Infinity began in Arizona and expanded to Las Vegas. When they opened a branch in northern Nevada in 2011, the area had poor grades for palliative care, Bertram said. That’s beginning to change. Both Renown Health and St. Mary’s Health have programs.

Infinity’s care providers include social workers, registered nurses, certified nursing assistants and chaplains. In northern Nevada, the company has a staff of 55-60 people plus about 50 active volunteers.

The Bertrams are active in the industry.

Brian Bertram co-founded Nevada Palliative Care (NEVPC), a nonprofit organization dedicated to providing education, leadership and consultation services to hospitals and healthcare providers throughout Nevada and Arizona.

In addition to overseeing the strategic planning and operations of Infinity, Mary Bertram “strives to ensure that her hospice programs educate physicians on palliative medicine, train healthcare professionals on pain and symptom management, and support families as their loved ones journey through end of life,” according to the Infinity website.

“When cure is no longer an option, hospice can be the best form of care available,” she says on the site.

Hospice and palliative care are similar in the healthcare industry but with important differences. The object of both is to provide pain and symptom relief — comfort care. Both improve the quality of life for the patient.

Palliative care is for the seriously ill and provides comfort care that can include curative treatments.

Hospice provides comfort care without seeking to cure the condition and cares primarily for those at the end of their life.

“End of life care is definitely a difficult kind of care. It’s not focusing on the cause (of illness), it’s focusing on symptoms; relieving symptoms. It’s a different kind of mindset (for providers),” Bertram said.

Pain management is a big aspect of comfort care but hospice workers also coordinate with a patient’s doctor to manage medication, therapies and procedures designed to relieve physical and emotional symptoms that cause pain, discomfort and distress. Normally, the care is in the patient’s home, which in itself is comforting.

“We focus on comfort. We go to people who aren’t comfortable,” Bertram said, noting that patients normally experience relief quickly.

Not all patients can be given hospice care in their home. Some require an inpatient setting for the best comfort care.

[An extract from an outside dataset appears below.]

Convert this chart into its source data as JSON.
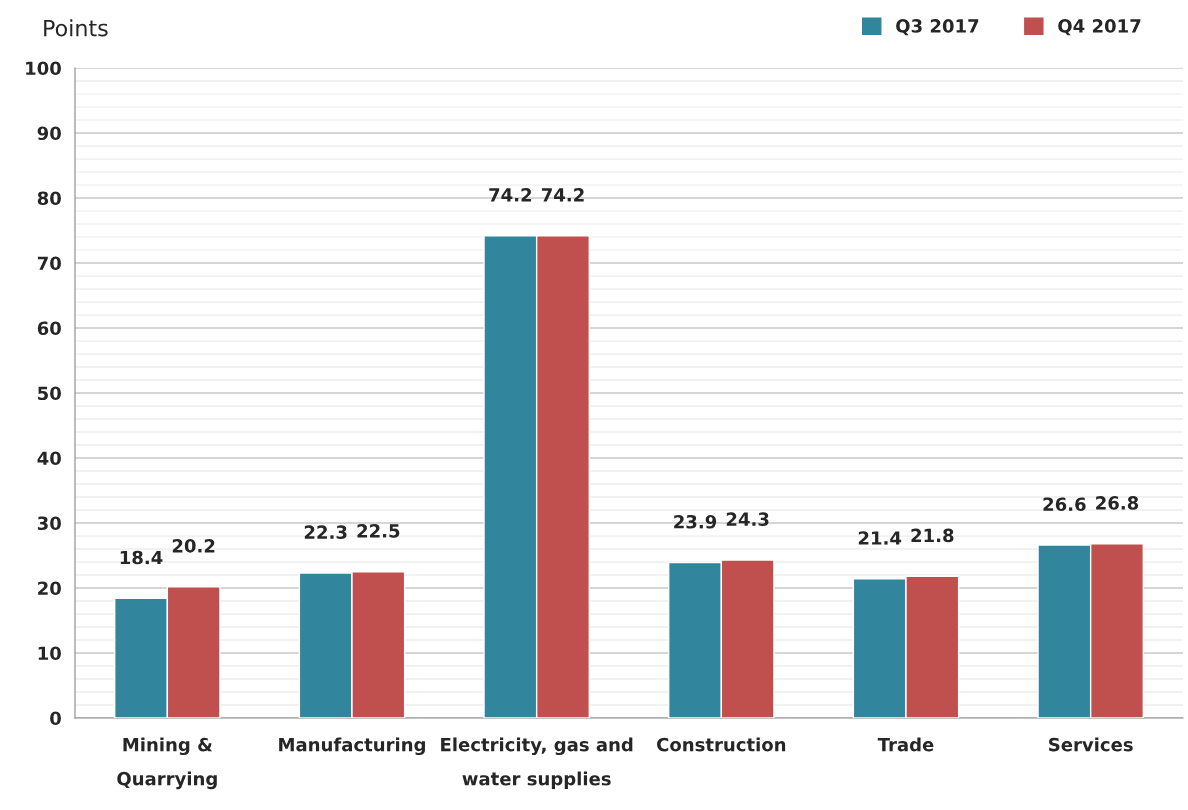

Infinity is in the very early states of planning to create a 12-bed inpatient hospice facility in Reno similar to its inpatient facility in Las Vegas. No site has been selected, and details are minimal, so it will be at least a couple years before it happens.

While hospice care has always focused on improving the quality of life for the seriously ill, like most industries, a lot has changed.

In the past, some doctors didn’t recommend hospice care. Medicare now requires it.

Increased regulations require increased reporting. Since records have become electronic, governmental oversight departments now ask for more information, Bertram said.

Nevertheless, healthcare is a good industry to be in, he said, and northern Nevada is a very good place to be in business, he said.

And hospice care is a rewarding career, Bertram said.

“It’s for people who want to make a difference.”